The Way Forward: Was sollte geschehen, damit Anlegern die wahren Kosten einer Garantie klarer werden?
Stotz: Wenn einem Kunden eine Anlage empfohlen wird, ist es oft noch so, dass er sich für oder gegen die Anlage entscheidet, etwa einen Bausparplan oder einen Fonds. Der Vertrieb ist von daher noch sehr produkt-, weniger konzeptlastig. Noch werden die Anlageoptionen weniger von ihrer Risiko- und Asset-Klassen-Seite betrachtet, sondern nach ihrer Hülle beurteilt: Ist es eine Versicherung, ein ETF oder ein Fonds? Wenn man sich aber mehr Gedanken darüber macht, was in dem Produkt drinsteckt, als über die Hülle, könnte man sich auch viel leichter für eine der verschiedenen Optionen entscheiden. Dann kann man die Ertrags- und potenziellen Risikoszenarien miteinander vergleichen und eine Art Preis-Leistungsverhältnis erstellen. Also mehr auf die Inhalte, weniger auf die Verpackung schauen.

The Way Forward: Der Anleger will aber bei allem kein Geld verlieren!
Stotz: Ja, wenn er das nicht möchte, dann wird er auch kein Geld gewinnen.

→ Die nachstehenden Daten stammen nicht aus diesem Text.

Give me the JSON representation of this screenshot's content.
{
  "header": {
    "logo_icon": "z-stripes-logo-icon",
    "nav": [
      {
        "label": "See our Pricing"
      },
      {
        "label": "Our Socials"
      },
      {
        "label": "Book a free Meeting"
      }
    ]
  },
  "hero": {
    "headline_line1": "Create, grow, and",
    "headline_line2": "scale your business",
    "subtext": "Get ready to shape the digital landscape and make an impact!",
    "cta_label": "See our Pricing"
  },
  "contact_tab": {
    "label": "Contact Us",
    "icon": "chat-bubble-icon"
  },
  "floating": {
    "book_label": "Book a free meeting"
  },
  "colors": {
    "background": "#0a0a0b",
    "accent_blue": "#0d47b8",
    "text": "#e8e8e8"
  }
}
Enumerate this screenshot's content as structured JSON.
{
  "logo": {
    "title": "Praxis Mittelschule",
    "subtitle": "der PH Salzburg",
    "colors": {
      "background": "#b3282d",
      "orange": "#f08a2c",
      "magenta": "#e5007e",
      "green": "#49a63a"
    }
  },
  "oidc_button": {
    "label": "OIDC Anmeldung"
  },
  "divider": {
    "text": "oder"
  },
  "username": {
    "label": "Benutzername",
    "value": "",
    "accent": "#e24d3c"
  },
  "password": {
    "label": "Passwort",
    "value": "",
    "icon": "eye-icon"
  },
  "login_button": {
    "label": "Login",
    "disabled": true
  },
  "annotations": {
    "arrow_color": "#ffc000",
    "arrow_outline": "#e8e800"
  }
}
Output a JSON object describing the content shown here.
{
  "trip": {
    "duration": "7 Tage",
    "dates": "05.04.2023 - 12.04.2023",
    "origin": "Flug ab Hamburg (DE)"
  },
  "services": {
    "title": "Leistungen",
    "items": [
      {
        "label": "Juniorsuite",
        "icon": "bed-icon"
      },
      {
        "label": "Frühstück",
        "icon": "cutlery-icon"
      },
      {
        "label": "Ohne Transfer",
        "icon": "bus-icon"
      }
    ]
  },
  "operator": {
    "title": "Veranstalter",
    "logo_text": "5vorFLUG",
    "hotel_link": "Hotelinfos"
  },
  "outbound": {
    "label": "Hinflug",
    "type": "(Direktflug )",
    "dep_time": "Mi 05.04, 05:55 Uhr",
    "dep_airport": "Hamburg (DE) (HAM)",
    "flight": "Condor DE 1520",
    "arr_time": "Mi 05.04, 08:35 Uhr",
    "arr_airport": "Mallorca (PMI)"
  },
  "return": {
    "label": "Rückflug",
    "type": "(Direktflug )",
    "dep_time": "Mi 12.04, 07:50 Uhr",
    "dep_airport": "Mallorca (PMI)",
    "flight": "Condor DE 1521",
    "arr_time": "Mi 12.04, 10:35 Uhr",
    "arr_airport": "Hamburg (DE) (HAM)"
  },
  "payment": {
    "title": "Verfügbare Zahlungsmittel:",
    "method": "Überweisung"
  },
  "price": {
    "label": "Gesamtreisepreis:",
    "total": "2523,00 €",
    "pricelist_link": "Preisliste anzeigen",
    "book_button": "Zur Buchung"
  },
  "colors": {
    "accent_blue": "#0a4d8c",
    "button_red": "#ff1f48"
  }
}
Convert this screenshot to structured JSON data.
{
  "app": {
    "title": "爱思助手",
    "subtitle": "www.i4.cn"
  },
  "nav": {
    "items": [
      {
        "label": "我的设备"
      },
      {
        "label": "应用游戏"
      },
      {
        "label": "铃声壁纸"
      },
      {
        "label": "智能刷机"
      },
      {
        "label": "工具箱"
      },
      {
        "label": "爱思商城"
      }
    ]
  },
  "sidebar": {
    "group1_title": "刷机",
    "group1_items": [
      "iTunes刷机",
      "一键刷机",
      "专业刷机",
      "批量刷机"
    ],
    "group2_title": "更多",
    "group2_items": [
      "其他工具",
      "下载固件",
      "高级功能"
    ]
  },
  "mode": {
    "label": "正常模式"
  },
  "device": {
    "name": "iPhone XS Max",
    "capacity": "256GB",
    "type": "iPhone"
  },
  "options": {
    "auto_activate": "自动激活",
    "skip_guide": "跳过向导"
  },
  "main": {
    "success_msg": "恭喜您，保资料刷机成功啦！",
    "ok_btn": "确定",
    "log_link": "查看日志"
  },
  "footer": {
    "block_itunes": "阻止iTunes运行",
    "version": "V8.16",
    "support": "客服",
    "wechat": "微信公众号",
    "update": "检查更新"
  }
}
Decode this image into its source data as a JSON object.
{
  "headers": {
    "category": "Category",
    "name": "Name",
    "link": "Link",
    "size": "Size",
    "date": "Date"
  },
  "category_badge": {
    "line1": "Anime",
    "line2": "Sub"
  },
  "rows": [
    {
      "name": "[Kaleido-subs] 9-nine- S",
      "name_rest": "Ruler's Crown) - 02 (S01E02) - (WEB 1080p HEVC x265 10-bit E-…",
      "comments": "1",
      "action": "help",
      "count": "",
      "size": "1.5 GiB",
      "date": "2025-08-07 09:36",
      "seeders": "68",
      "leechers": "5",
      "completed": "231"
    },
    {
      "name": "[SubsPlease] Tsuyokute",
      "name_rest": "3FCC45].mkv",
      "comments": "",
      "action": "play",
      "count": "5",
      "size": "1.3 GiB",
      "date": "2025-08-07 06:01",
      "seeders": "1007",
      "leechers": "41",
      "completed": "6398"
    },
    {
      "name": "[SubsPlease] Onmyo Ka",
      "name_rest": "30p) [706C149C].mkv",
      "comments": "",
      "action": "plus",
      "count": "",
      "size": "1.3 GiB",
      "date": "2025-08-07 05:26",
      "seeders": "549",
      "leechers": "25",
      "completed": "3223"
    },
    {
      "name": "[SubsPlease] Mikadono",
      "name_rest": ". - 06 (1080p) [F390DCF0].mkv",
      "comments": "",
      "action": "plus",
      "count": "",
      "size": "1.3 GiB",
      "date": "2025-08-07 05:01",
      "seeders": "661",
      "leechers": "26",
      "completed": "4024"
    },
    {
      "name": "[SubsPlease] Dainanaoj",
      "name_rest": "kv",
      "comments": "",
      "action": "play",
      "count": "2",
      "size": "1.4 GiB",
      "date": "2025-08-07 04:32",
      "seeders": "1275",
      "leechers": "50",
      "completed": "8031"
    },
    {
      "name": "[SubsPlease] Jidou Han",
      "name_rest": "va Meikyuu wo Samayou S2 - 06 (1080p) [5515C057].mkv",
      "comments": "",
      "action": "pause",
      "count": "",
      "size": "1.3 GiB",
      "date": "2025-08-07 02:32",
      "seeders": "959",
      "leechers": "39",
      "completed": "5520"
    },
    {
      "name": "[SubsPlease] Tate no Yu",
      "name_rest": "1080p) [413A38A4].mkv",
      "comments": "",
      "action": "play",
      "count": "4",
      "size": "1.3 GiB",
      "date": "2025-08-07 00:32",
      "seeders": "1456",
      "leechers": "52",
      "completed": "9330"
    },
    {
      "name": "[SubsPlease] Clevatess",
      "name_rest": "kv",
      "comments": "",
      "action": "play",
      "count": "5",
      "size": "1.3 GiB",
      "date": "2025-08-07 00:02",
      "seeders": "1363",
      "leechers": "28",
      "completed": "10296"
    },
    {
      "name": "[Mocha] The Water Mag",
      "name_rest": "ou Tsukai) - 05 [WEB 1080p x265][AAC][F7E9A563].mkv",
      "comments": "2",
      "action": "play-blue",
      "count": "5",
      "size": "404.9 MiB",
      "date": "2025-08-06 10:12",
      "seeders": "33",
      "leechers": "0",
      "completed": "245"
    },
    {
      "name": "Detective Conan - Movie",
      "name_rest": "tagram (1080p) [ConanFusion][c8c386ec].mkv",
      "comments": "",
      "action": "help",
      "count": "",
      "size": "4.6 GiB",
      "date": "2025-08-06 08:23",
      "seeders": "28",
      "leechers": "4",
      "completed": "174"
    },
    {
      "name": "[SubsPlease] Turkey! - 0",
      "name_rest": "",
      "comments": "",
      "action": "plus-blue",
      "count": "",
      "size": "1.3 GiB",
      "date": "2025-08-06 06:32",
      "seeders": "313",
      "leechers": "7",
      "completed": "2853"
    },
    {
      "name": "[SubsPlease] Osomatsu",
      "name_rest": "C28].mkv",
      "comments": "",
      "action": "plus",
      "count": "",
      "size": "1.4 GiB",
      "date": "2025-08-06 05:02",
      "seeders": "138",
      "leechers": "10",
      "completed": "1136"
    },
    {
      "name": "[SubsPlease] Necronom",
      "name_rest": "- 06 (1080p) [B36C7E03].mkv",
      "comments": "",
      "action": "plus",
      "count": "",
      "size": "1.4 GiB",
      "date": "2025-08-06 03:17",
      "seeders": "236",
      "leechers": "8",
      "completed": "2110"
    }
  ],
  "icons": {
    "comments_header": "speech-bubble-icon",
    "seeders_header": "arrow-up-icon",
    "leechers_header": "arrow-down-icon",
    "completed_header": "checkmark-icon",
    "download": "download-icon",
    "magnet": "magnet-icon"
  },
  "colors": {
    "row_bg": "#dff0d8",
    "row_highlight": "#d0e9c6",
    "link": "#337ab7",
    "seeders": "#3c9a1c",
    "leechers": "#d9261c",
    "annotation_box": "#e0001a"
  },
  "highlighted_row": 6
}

Nur wenn Sie ein gewisses Risiko eingehen, können Sie auch Mehrertrag erzielen. Letztendlich zeigt die Garantiekostenstudie ja das Gegenteil: Wenn ich viel Garantie haben will, muss ich auf etwas verzichten, eben auf Rendite. Wenn sich aber die Denkweise – ein Risiko wird über eine Mehrrendite entlohnt– zumindest in Ansätzen durchsetzte, wäre das gut. Momentan ist der Ansatz leider, sich nur auf die Risikoseite zu fokussieren und ein Preis-Leistungsverhältnis gar nicht erst zuzulassen.

Der Artikel gibt die Meinung des Autors/der Autorin wieder.